Much of the books is about traveling, mostly to unfamiliar, desolate places.  Listen to the opening notes of the Introduction to the Dances, and see if you don’t agree this is perfect.  This is the theme that got made into the song Stranger in Paradise in the musical Kismet.  It combines wonder with just the right subdued quality to mirror the emotions of the Fellowship as they would cross downs and tramp through forests.   The same theme turns up in the fifth movement, the Moderato alla breve, and there there’s so much filigree and ornamentation jumping mischievously around, you could envision the younger hobbits doing foolish things while on the road.

And when you get to the second movement, the Allegro Vivo, it will conjure up troops of horsemen, the Rohirrim, let us say.

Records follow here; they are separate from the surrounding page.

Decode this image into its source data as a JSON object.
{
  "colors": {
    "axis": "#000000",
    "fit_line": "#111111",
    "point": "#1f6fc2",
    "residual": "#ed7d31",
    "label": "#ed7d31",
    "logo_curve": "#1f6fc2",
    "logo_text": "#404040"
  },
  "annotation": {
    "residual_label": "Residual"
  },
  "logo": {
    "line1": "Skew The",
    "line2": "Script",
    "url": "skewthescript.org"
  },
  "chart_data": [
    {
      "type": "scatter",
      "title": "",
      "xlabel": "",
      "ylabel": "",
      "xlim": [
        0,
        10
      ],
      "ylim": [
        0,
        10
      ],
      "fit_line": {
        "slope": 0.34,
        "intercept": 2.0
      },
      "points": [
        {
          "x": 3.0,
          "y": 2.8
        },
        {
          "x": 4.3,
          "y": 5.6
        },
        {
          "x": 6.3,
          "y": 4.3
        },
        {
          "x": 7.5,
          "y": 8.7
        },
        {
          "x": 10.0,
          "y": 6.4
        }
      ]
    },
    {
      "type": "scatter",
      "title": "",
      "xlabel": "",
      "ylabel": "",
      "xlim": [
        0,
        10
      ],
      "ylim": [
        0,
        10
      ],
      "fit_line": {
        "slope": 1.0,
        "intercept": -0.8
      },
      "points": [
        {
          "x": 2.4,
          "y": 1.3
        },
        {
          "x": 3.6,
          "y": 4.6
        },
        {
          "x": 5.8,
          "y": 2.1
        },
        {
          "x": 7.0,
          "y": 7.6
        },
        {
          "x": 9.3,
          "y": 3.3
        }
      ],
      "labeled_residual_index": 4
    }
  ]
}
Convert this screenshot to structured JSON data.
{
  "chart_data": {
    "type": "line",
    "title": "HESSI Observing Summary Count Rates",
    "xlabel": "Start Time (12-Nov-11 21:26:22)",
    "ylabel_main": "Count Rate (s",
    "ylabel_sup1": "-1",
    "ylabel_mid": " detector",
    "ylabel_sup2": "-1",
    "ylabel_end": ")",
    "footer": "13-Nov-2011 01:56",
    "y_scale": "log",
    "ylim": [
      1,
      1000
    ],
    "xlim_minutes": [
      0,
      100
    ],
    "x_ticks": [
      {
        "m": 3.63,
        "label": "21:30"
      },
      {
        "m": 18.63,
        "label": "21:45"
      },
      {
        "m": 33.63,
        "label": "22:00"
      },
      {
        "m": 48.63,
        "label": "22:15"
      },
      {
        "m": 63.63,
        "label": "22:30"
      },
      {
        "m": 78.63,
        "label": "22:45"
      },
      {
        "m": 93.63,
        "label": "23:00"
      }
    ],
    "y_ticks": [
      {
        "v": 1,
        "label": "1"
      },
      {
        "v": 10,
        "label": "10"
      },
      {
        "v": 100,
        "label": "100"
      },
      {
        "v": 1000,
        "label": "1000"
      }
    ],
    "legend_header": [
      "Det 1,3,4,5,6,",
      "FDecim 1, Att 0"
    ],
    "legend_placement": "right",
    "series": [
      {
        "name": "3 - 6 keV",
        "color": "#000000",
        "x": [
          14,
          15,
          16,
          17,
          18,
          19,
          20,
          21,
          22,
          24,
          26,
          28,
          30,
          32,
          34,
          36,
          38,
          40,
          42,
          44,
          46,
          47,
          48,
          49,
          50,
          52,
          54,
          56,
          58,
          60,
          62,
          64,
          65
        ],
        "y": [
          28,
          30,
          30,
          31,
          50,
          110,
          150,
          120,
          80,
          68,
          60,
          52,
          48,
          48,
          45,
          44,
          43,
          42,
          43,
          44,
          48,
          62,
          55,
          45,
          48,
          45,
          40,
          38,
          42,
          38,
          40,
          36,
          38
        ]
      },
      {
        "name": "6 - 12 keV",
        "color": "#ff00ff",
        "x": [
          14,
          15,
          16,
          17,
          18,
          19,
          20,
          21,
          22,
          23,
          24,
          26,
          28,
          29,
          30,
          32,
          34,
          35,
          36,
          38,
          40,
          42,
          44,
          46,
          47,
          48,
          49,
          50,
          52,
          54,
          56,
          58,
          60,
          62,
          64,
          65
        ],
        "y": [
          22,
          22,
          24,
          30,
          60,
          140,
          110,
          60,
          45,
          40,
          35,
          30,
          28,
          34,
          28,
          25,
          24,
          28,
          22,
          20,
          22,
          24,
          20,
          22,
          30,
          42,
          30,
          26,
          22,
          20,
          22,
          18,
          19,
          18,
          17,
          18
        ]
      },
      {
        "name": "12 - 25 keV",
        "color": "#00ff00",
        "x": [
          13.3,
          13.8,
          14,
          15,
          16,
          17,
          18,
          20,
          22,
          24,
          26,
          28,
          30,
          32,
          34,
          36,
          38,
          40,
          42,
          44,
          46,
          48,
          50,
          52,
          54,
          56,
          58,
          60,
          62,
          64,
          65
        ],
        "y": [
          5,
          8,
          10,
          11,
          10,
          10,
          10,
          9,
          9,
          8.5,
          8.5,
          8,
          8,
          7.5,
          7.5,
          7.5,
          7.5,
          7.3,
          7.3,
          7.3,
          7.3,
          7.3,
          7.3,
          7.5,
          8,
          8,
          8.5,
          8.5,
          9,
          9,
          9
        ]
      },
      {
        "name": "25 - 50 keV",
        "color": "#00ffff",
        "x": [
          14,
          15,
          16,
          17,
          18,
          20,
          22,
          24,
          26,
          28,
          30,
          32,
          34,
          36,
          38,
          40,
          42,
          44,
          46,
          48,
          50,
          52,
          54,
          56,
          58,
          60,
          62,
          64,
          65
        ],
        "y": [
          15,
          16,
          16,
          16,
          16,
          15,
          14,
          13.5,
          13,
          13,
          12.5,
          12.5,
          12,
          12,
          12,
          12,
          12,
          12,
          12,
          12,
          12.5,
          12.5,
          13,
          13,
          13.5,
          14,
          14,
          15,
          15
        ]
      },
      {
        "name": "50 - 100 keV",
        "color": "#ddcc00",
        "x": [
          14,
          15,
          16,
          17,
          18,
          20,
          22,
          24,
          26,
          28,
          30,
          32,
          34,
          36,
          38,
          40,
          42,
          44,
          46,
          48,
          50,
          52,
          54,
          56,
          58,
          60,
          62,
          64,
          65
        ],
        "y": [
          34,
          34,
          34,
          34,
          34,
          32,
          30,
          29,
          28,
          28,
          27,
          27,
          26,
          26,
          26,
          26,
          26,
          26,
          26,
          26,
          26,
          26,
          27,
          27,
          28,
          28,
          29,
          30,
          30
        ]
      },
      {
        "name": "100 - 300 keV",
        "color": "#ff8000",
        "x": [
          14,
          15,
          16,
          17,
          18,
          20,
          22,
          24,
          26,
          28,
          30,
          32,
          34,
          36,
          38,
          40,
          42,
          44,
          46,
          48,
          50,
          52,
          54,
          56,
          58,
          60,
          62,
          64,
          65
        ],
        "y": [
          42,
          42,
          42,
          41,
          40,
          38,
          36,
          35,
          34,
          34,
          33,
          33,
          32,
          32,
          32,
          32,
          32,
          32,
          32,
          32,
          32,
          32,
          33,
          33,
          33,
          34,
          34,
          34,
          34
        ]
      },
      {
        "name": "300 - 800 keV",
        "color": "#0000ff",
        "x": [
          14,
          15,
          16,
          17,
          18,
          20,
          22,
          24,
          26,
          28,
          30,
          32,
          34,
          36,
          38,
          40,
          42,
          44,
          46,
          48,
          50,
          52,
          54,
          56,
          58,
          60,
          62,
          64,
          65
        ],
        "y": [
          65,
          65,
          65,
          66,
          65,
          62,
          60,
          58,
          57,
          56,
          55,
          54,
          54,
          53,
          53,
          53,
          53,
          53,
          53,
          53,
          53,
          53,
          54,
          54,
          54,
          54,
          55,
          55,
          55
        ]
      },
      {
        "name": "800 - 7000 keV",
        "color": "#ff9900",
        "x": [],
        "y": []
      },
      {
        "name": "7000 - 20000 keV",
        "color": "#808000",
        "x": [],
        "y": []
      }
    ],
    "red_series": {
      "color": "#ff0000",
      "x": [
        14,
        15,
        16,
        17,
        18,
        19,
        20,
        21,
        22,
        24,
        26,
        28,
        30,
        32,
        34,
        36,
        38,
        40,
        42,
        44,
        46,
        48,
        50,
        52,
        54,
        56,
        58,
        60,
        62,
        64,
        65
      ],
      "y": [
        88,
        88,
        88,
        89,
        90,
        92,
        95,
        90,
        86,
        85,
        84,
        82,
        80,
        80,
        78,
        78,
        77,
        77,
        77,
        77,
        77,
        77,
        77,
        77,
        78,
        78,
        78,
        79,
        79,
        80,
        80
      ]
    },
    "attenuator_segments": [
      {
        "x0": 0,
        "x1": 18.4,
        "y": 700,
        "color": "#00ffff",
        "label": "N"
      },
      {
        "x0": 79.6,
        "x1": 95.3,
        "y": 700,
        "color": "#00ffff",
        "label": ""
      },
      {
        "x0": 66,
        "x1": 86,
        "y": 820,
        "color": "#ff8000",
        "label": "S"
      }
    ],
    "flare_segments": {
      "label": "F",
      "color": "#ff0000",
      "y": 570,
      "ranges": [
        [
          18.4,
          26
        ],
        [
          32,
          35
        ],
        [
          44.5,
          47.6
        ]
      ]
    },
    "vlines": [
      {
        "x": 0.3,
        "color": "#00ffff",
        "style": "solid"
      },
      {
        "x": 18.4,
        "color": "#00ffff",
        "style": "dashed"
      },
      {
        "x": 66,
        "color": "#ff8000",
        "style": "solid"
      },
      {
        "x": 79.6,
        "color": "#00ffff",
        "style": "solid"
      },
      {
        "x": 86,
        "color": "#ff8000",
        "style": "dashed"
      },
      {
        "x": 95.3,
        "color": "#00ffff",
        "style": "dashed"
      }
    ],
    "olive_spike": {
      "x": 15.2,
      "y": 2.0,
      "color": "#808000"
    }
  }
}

Movement three, the Allegro: at least intermittently a battle scene.  It would work with the big fight outside Minas Tirith, for instance.

Movement four, the Presto: a fight or a flight by night, such as might have happened at the Inn at Bree, or Weathertop.  This theme returns in the sixth movement, also a Presto.

The final movement, Allegro con spiritu, known to Kismet fans as Not Since Nineveh, conjures up a busy town like Minas Tirith.

Now, although there are certainly dark notes in Polovetsian Dances, they don’t begin to compare with the darkness in Sorceror’s Apprentice.  There’s definitely a wintry kind of joviality there too, obviously, but this is programmatic music, and the story it tells is set in a sorceror’s den.  Which is the ideal place to begin a setting of Tolkien; the Ring, after all, starts in exactly such a place.  There are other dark places in the story, lots of them, Mirkwood, and Weathertop by night, and the mines of Moria, and the Paths of the Dead, and Shelob’s Lair, and Mordor itself.  And Dukas’ brooding tones are perfect for this.

The apprentice is a Pippin type, getting in trouble through bumptious overconfidence.  The capriccioso themes that depict him work perfectly for that.

And then there is music depicting something magic gone completely out of control – which is really what Tolkien’s whole story is all about.  It gets more and more tumultuous and scary, until it stops.  Just like Tolkien.

Obviously the books are long and the pieces are short, less than 20 minutes total, which is why they fit nicely on a single side of an LP.  And obviously I was listening to lots of other things over the several readings I gave those books.  But there was never any question what record of mine gave the most scope to my musing how to make – and score – a movie based on them.

[1]. In fact, I’ve recently seen a 2008 blog post that suggests these are still available somewhere.

[2]. I believe, although I cannot substantiate this with Web research, that the American editions came out somewhat later.  I think, for instance, I was given the last one, The Last Battle, shortly after its American publication.  And I certainly was older than seven, which is the age I turned in 1956, the date of its British publication.

[3].  Peter Jackson, who actually directed the epic film trilogy, and who must have been born just about exactly the time I was discovering Tolkien (Halloween 1961 was his birthdate), would have to await digital technology just like everyone else.